I have tried everything: physical and occupational therapy, massage, ice, heat, TENS, chiropractic care, acupuncture and dry needling, acupressure, biofeedback, steroid shots, and of course, surgery.

More than a cure, I long for a diagnosis. I still don’t have a clear reason why I have leg and back problems

I sat as an IT consultant at a desk for many years and the pain gradually took over. No doctor can give me an explanation.

I continue to search for cures all the while understanding that I am looking for ways to manage the disability. In addition to my trusty inflatable pillow and car pillows, I have several pillows for sleeping and watching TV. I have safe-for-public exercises that don’t require me to lay on the ground and create a ruckus around me

When people hear the word “disability,” they automatically think wheelchairs, because not being able to walk is the most visible disability.
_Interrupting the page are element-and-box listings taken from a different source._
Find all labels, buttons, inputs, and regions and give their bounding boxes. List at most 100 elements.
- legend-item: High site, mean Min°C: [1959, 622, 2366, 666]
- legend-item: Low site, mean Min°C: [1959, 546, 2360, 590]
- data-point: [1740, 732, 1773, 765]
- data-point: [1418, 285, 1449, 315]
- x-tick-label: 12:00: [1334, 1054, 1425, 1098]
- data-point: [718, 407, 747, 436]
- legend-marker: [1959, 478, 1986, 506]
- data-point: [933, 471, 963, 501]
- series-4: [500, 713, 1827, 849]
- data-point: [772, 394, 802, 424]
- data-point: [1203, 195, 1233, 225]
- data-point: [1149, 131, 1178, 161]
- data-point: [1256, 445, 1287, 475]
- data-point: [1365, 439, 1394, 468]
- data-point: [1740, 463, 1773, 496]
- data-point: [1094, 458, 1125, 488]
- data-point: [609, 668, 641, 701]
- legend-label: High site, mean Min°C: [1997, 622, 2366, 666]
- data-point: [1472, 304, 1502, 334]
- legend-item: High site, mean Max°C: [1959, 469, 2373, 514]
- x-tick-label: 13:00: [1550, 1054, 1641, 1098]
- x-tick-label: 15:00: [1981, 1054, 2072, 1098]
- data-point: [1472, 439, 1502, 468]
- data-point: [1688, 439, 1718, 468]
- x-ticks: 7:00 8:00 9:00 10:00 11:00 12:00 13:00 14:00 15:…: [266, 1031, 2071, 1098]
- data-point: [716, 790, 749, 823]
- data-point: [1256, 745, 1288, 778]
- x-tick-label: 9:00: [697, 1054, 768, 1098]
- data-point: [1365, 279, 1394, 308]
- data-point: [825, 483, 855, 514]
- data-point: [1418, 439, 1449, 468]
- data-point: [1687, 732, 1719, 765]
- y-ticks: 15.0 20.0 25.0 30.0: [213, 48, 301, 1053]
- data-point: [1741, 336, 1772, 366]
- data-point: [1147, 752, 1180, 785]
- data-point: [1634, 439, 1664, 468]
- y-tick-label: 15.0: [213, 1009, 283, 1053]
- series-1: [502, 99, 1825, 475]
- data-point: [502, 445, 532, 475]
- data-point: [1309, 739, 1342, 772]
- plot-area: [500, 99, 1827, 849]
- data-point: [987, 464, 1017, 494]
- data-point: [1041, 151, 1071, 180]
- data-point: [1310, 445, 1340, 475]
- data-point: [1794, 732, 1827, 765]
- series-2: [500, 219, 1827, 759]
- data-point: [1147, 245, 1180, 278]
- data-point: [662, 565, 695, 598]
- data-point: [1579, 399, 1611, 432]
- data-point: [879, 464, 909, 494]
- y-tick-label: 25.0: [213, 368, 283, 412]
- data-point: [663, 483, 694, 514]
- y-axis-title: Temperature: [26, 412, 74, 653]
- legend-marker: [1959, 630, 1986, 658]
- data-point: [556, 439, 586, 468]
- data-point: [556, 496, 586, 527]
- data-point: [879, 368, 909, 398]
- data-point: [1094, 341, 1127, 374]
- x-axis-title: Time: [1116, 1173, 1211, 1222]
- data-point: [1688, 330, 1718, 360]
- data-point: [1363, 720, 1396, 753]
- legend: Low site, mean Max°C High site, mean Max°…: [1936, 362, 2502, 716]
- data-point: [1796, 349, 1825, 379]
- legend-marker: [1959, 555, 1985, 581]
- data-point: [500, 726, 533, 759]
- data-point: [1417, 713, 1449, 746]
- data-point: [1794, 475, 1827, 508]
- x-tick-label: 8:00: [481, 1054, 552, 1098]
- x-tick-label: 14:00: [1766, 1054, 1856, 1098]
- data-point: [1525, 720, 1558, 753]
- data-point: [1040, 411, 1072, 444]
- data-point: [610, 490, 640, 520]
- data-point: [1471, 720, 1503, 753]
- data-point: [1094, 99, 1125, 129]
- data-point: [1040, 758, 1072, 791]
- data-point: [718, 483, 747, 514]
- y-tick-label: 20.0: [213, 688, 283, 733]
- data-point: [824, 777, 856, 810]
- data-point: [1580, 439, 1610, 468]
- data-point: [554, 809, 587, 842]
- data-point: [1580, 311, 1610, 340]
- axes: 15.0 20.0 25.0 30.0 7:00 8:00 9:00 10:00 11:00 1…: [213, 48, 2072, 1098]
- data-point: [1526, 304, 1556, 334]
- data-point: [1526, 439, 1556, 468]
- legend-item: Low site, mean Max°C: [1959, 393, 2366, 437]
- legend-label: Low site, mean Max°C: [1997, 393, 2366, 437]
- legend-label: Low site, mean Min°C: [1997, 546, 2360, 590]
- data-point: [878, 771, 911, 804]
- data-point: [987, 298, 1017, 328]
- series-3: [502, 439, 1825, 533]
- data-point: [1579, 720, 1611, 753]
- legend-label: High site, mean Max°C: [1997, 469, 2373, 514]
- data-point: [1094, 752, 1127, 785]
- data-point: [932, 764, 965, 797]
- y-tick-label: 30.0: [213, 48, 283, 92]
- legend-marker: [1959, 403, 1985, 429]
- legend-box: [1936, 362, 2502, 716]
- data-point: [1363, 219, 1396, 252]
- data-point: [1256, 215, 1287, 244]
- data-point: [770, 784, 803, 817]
It’s not that I can’t walk, but I can’t sit.

I have experienced this. Everyone presumes you need to “rest” by sitting down and, especially with the invisibility of pain, it’s hard for them to really understand that you may be able to out walk them or be on your feet much longer then they can be, yet you can’t sit comfortably for more than a few moments.

Maybe that’s why I’m still in reasonably good shape: I can’t just sit around even if I want to. Pain keeps me constantly moving or fidgeting.

There are accommodations for wheelchairs everywhere, but not for people with sitting disabilities. This would mean providing a place to stand or lie down. To most people, this sounds ridiculous.

The cause of sitting disabilities is controversial. Some believe more sitting equals more sitting pain. I believe that is true for myself.

If that is true for others, then we are heading for an epidemic as people in this country are increasingly sitting for long commutes, office hours at a desk, and binge-watching the latest shows.

Thank you for pointing out the name for the disability for which I need the most accommodation.

2 thoughts on “What It Means to Have a ‘Sitting Disability’

  1. BirdLoverInMichigan

    Providing public places for people in pain to stand or lie down? That’s an excellent idea.

    But would undisabled society understand?

    If it can understand “transgender” bathrooms, why not us?

    Maybe it’s time to start a new political party, the Pain Party.